Re: Re: reordering and destruction of irish cathedrals – St Colmans Cathedral, Cobh
Home › Forums › Ireland › reorganisation and destruction of irish catholic churches › Re: Re: reordering and destruction of irish cathedrals – St Colmans Cathedral, Cobh
Re. post 109
The spacial outlay of an early Christian Basilica… a Solea extending one third of its length and marked off by barriers]Ciborium[/I] or Baldachino over an altar on a raised dais. [See attachment 1 and 2]
In this system, the nave is reserved for the entry and exit of the Roman Pontiff and his attendants at least since the year 314when he was invested with the Praetorian dignity.
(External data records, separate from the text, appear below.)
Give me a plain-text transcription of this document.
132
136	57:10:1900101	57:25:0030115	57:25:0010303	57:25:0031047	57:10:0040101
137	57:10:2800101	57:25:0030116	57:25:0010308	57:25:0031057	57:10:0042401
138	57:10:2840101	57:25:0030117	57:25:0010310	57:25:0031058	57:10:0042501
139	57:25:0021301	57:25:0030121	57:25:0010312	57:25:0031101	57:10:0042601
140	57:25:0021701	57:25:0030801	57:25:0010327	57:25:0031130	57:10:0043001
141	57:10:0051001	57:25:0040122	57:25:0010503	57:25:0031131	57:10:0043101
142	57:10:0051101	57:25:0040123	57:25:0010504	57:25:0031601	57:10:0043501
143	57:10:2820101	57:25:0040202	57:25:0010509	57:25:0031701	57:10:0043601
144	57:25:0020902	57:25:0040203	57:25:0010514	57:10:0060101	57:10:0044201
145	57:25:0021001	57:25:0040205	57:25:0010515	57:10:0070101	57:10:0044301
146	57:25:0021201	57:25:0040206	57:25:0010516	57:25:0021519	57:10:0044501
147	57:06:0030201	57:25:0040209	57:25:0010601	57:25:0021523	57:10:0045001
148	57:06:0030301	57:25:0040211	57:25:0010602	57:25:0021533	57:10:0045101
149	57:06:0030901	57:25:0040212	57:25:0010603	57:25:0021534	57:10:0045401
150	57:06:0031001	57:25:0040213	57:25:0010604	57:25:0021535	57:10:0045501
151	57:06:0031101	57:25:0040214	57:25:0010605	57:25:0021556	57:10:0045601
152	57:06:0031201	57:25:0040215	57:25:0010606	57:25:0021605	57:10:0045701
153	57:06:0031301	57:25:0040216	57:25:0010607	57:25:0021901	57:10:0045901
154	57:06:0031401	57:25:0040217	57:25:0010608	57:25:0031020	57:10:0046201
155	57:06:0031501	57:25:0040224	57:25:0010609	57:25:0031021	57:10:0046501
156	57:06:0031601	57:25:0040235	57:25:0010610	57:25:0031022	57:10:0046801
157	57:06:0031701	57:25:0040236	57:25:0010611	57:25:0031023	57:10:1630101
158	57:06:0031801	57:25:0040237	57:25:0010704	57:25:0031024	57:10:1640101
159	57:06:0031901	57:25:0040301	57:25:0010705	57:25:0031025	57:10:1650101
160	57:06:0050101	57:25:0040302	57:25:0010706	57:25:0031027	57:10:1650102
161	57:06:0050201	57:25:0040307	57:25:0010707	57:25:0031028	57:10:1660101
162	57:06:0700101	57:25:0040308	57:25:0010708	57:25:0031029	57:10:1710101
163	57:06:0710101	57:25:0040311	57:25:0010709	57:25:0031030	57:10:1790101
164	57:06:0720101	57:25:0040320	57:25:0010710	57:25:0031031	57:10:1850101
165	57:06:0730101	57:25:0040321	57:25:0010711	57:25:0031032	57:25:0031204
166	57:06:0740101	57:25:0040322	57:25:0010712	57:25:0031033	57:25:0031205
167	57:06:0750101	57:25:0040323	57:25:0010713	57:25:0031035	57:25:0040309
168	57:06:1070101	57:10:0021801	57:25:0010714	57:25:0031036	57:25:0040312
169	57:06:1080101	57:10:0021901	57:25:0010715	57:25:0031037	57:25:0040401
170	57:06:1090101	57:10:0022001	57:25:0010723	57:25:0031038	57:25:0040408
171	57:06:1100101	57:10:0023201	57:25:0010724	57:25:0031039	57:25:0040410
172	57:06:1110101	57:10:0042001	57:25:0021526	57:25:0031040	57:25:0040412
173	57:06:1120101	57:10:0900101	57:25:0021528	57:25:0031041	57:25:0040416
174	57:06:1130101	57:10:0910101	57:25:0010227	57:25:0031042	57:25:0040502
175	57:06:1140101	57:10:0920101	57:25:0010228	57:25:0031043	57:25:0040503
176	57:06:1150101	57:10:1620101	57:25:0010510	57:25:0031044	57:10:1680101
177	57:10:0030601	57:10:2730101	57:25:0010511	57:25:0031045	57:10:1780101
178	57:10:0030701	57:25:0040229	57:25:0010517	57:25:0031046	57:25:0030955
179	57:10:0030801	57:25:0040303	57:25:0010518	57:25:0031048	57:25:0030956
When he arrived at the main door, his military or civil escort was shed; he processed through the nave with clergy any other administrative attendants until he reached the gate of the Solea at which point all lay attendants were shed; the lower clergy lined up in the Solea and remained there while the Pontiff, accompanied by the Proto Deacon of the Holy Roman Church and the Deacon of the Basilica accompanied him through the gate of the Sanctuary as far as the Altar where other priests or Bishops awaited him.
The laity were confined to the side isles; the matroneum (or womens’ side); and the senatorium (men’s side).
In Rome, two extant eamples of this spacial disposition illustrate the point: Santa Sabina which is partially intact [attachment 3]; but, more importantly, San Clemente which is well preserved [attachment 4].
Remarkably, the author who believes that the present interior lay out of Longford Cathedral somehow reflects that of an early Christian Basilica quite obviously has not read Richard Krautheimer’s Corpus Basilicarum Christianarum Romae and may not have been familiar with the same author’s Early Christian and Byzantine Architecture (Yale University Press). C. H. Kraeling’s The Christian Building (The Excavations at Dura Europos…Final Report, VIII, 2 (Yale University Press) and T. Matthew’s writings on the disposition of the chancel in early Christian Basilicas (Revista di Archeologia Cristiana, XXXVIII , pp. 73ff. would certainly dispel any notion of even a remote connection between the early Christian Basilica and the current pastiche in Longford Cathedral.
On the spatial disposition and the placing of the ambo of the early Christian basilica see the above.